In our research, we examined this hypothesis by designing a task in which people had to repeatedly choose between different pictures. Each chosen picture opened a unique sequence of rooms in a treasure-castle (associated with that picture) and each room contained a reward with a certain probability. Over time, participants learned which pictures where more and less likely to provide rewards. Notably, our task allowed us to quantify separate contributions of the model-free and model-based systems to choices. Occasionally, participants chose a pair of pictures, rather than a single picture. In such cases they were told that only one of the pictures in their chosen pair will be executed i.e., open its associated sequence of rooms. The choice of which picture was executed was random and not revealed to participants and hence, participants experienced state uncertainty (which picture is executed?). Importantly, however, based on the sequence of rooms that were opened, participants could use their model of the task structure (which represented information about which rooms are opened by different pictures) to retrospectively infer which of the two pictures in their chosen pair was executed. Interestingly, and in support of our hypothesis, we found that people relied on their task model to infer which of the two pictures was executed. Furthermore, this inference allowed their model-free systems to assign credit (from the earned rewards) preferentially to the inferred picture. I invite you to read our paper for further details.
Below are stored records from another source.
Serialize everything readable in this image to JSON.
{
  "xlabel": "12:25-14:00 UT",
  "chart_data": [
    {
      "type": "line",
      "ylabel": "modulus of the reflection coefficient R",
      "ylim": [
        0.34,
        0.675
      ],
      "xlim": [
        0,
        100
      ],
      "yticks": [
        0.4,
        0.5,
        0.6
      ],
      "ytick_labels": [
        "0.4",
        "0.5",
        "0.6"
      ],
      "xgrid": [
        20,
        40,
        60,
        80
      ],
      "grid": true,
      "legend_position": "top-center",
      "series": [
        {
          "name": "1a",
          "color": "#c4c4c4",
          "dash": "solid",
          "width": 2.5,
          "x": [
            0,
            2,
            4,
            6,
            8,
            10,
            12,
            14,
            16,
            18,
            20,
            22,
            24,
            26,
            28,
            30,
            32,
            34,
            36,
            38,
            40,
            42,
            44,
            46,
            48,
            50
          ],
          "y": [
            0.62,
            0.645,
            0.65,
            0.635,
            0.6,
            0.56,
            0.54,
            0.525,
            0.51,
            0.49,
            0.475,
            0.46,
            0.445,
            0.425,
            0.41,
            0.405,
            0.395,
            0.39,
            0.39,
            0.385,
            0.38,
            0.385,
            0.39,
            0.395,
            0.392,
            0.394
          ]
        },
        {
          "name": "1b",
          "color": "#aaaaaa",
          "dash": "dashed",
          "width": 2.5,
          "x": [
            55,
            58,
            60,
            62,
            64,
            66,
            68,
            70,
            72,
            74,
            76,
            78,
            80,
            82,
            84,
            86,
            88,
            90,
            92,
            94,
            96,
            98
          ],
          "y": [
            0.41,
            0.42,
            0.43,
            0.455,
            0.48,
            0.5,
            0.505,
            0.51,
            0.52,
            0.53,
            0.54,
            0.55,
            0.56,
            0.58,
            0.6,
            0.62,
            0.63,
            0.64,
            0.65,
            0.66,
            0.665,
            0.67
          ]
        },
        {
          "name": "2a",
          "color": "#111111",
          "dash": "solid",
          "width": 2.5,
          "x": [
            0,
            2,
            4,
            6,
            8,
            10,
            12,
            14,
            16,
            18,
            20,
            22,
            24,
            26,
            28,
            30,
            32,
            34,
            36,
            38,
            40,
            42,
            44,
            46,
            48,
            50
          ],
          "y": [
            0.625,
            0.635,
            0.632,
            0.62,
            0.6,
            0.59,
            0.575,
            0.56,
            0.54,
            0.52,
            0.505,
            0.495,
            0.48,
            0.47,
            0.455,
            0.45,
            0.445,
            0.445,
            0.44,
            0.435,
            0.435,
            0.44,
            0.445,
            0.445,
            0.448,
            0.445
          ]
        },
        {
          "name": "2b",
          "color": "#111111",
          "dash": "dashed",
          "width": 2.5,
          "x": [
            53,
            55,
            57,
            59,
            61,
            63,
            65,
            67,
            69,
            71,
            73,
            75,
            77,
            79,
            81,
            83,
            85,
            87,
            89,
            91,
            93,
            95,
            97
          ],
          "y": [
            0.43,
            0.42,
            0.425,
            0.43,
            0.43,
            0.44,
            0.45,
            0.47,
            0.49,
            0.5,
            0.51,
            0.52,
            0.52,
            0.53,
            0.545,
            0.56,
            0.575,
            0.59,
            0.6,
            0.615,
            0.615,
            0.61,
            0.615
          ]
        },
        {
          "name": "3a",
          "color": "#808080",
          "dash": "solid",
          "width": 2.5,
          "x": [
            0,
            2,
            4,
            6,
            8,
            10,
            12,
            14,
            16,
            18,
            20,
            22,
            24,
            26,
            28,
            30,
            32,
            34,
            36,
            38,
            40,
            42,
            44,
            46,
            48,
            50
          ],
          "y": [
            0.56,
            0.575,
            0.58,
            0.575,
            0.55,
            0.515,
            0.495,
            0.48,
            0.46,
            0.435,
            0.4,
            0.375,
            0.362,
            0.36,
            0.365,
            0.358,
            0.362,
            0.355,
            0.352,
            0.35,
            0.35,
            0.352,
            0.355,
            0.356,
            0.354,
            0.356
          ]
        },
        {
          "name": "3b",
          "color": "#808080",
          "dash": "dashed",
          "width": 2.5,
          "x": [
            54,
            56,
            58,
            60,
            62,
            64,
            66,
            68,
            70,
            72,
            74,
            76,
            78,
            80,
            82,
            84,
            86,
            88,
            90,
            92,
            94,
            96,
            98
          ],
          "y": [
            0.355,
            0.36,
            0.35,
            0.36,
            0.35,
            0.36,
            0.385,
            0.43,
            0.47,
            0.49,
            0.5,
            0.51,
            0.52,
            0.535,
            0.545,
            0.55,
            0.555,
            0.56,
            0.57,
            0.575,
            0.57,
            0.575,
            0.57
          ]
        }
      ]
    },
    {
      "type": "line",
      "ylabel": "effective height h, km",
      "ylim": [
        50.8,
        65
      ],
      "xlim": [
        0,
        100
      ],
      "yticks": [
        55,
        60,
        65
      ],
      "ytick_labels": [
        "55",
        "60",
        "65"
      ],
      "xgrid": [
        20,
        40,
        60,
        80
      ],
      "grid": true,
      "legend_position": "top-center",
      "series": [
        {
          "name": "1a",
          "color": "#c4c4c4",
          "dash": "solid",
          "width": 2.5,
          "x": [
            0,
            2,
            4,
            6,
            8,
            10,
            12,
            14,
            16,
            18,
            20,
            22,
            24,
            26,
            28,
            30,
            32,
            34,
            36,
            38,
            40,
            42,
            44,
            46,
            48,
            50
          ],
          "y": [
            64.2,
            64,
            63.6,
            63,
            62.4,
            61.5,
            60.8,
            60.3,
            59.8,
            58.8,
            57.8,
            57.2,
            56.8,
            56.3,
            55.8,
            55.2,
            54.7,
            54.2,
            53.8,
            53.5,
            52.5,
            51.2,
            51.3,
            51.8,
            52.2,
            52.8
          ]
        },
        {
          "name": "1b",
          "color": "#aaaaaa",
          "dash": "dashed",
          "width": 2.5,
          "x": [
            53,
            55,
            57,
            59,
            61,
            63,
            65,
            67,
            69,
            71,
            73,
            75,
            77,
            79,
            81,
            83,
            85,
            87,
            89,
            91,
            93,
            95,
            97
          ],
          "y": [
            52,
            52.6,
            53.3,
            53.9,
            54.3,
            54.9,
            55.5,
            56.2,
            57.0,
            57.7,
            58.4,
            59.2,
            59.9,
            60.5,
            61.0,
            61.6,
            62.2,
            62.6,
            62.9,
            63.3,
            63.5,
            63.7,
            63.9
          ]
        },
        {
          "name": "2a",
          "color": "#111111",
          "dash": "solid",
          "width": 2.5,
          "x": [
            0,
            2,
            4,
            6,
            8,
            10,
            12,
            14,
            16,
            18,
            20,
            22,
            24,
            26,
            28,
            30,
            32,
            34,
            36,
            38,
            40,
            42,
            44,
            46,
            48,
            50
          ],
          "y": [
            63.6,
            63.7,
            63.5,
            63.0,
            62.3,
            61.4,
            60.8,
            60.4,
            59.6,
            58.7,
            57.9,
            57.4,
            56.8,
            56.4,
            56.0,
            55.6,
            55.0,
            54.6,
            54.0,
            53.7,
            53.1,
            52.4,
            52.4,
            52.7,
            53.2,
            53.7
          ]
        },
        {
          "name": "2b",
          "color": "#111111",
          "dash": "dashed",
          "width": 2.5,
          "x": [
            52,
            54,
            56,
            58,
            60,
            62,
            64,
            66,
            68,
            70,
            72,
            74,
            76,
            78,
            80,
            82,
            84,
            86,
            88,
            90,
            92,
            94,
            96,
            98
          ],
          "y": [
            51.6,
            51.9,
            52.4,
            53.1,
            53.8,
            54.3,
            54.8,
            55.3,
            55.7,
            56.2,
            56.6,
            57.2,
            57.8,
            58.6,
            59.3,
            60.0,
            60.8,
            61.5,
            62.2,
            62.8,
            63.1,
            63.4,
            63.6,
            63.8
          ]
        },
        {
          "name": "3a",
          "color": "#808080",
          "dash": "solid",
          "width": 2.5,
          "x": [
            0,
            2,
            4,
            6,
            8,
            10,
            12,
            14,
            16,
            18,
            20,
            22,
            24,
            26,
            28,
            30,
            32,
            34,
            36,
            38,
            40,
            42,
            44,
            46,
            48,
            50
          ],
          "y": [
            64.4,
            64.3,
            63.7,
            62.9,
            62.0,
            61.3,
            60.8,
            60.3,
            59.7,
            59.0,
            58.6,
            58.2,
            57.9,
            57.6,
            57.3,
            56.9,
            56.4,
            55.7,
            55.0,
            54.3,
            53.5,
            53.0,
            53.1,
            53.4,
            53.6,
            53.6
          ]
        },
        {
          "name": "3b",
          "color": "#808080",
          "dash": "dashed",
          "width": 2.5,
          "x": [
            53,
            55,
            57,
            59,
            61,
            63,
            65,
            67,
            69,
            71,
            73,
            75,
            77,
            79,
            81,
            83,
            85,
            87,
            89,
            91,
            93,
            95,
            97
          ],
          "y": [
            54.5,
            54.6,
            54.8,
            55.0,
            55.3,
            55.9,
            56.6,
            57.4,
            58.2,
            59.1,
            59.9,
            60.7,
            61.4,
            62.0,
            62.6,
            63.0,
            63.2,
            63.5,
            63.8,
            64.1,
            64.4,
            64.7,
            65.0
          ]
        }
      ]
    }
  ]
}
I am quite excited about these results. I think that they broaden our understanding of the functions served by the two reinforcement learning system. First, the findings show that the model-based system is not only a future-oriented planning system but it also engages in making sense of one’s past. Second, they show that the model-free and model-based systems are not necessarily competitive but rather, they can cooperate under conditions of state-uncertainty. Indeed, we could demonstrate that the model-based system can resolve past uncertainty to guide model-free credit assignment.